Les contes dans le milieu périscolaire

bandeau-periscolaire-Hansel-et-gretel« Hansel et Gretel », illustration de Alexander Zick (1845-1907)

 

Les conteurs/conteuses de Ressac peuvent intervenir :

dans les écoles pendant la pause méridienne

A l’école de la Plaine, Paris 20e

A l’école de la Plaine, Paris 20e

Après avoir déjeuné à la cantine, les élèves volontaires viennent à la bibliothèque écouter des contes jusqu’à la reprise de la classe.

Les racontées sont régulières (une fois par mois), faites par les mêmes conteurs. Le bouche à oreille joue pleinement, et de vingt à trente élèves peuvent ainsi se retrouver pour suivre l’itinéraire des héros de contes, rire, craindre, s’enthousiasmer, imaginer…

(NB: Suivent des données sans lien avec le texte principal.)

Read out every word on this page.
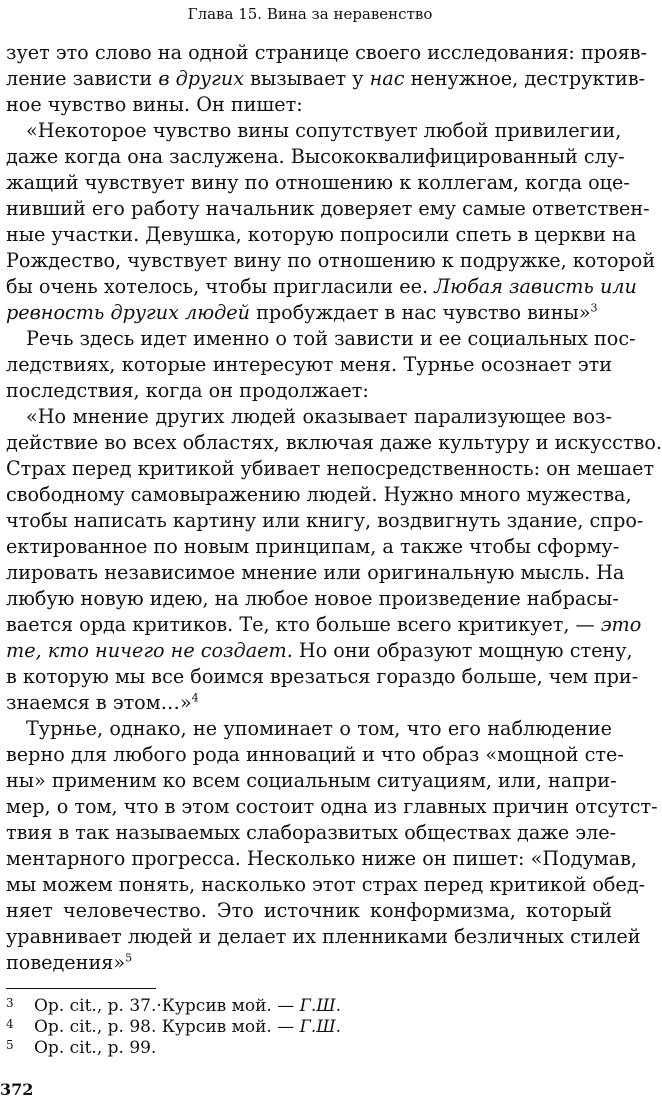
Глава 15. Вина за неравенство
зует это слово на одной странице своего исследования: прояв-
ление зависти в других вызывает у нас ненужное, деструктив-
ное чувство вины. Он пишет:
«Некоторое чувство вины сопутствует любой привилегии,
даже когда она заслужена. Высококвалифицированный слу-
жащий чувствует вину по отношению к коллегам, когда оце-
нивший его работу начальник доверяет ему самые ответствен-
ные участки. Девушка, которую попросили спеть в церкви на
Рождество, чувствует вину по отношению к подружке, которой
бы очень хотелось, чтобы пригласили ее. Любая зависть или
ревность других людей пробуждает в нас чувство вины»$^3$
Речь здесь идет именно о той зависти и ее социальных пос-
ледствиях, которые интересуют меня. Турнье осознает эти
последствия, когда он продолжает:
«Но мнение других людей оказывает парализующее воз-
действие во всех областях, включая даже культуру и искусство.
Страх перед критикой убивает непосредственность: он мешает
свободному самовыражению людей. Нужно много мужества,
чтобы написать картину или книгу, воздвигнуть здание, спро-
ектированное по новым принципам, а также чтобы сформу-
лировать независимое мнение или оригинальную мысль. На
любую новую идею, на любое новое произведение набрасы-
вается орда критиков. Те, кто больше всего критикует, — это
те, кто ничего не создает. Но они образуют мощную стену,
в которую мы все боимся врезаться гораздо больше, чем при-
знаемся в этом…»$^4$
Турнье, однако, не упоминает о том, что его наблюдение
верно для любого рода инноваций и что образ «мощной сте-
ны» применим ко всем социальным ситуациям, или, напри-
мер, о том, что в этом состоит одна из главных причин отсутст-
твия в так называемых слаборазвитых обществах даже эле-
ментарного прогресса. Несколько ниже он пишет: «Подумав,
мы можем понять, насколько этот страх перед критикой обед-
няет человечество. Это источник конформизма, который
уравнивает людей и делает их пленниками безличных стилей
поведения»$^5$
3 Op. cit., p. 37.·Курсив мой. — Г.Ш.
4 Op. cit., p. 98. Курсив мой. — Г.Ш.
5 Op. cit., p. 99.
372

Les élèves sont souvent fidèles, unis par le même plaisir : « Moi, le château, je l’ai vu… il était comme ça… » La conteuse a aussi eu l’image d’un château, ce n’était pas la même,  mais elle était assez forte pour faire naître en chacun sa propre image.

Les contes, pendant la pause de midi, sont vraiment un temps privilégié de partage.

dans les centres de loisirs, le mercredi après-midi

Le conte est là une activité à choisir parmi d’autres, sportives ou manuelles généralement.

Ne viennent écouter les contes que les véritables amateurs, souvent divisés en deux groupes : les petits de 6 à 8 ans, et les grands de 8 à 11 ans. Les séances sont mensuelles et durent une heure.

Il arrive que les conteurs participent à un projet global réunissant l’ensemble des animateurs du centre de loisirs : nous avons ainsi raconté les douze travaux d’Hercule, pour un projet concernant la mythologie grecque, ou des contes des cinq continents : Afrique, Amérique, etc., en liaison avec un spectacle préparé par le centre.

chasse-ours1

Image Chasse à l’ours La chasse à l’ours, Michael Rosen, Helen Oxenbury, L’école des loisirs.

Quand le centre n’a pas de demande spécifique, les conteurs sont totalement libres du choix de leurs contes. Les racontées n’ont alors aucun but utilitaire.

Parfois, sans que l’on sache exactement pourquoi,  un conte devient extrêmement populaire. Ainsi la randonnée La Chasse à l’ours a été mimée et jouée par les amateurs de contes, pendant plusieurs séances, avec un plaisir toujours renouvelé : plaisir de la mémoire, des onomatopées, des répétitions : « On ne peut pas passer dessus. On ne peut pas passer dessous. », de l’optimisme des formules : « La vie est belle ! Nous n’avons peur de rien ».

Les enfants n’ont que le plaisir d’écouter… et le conte fait son travail tout seul.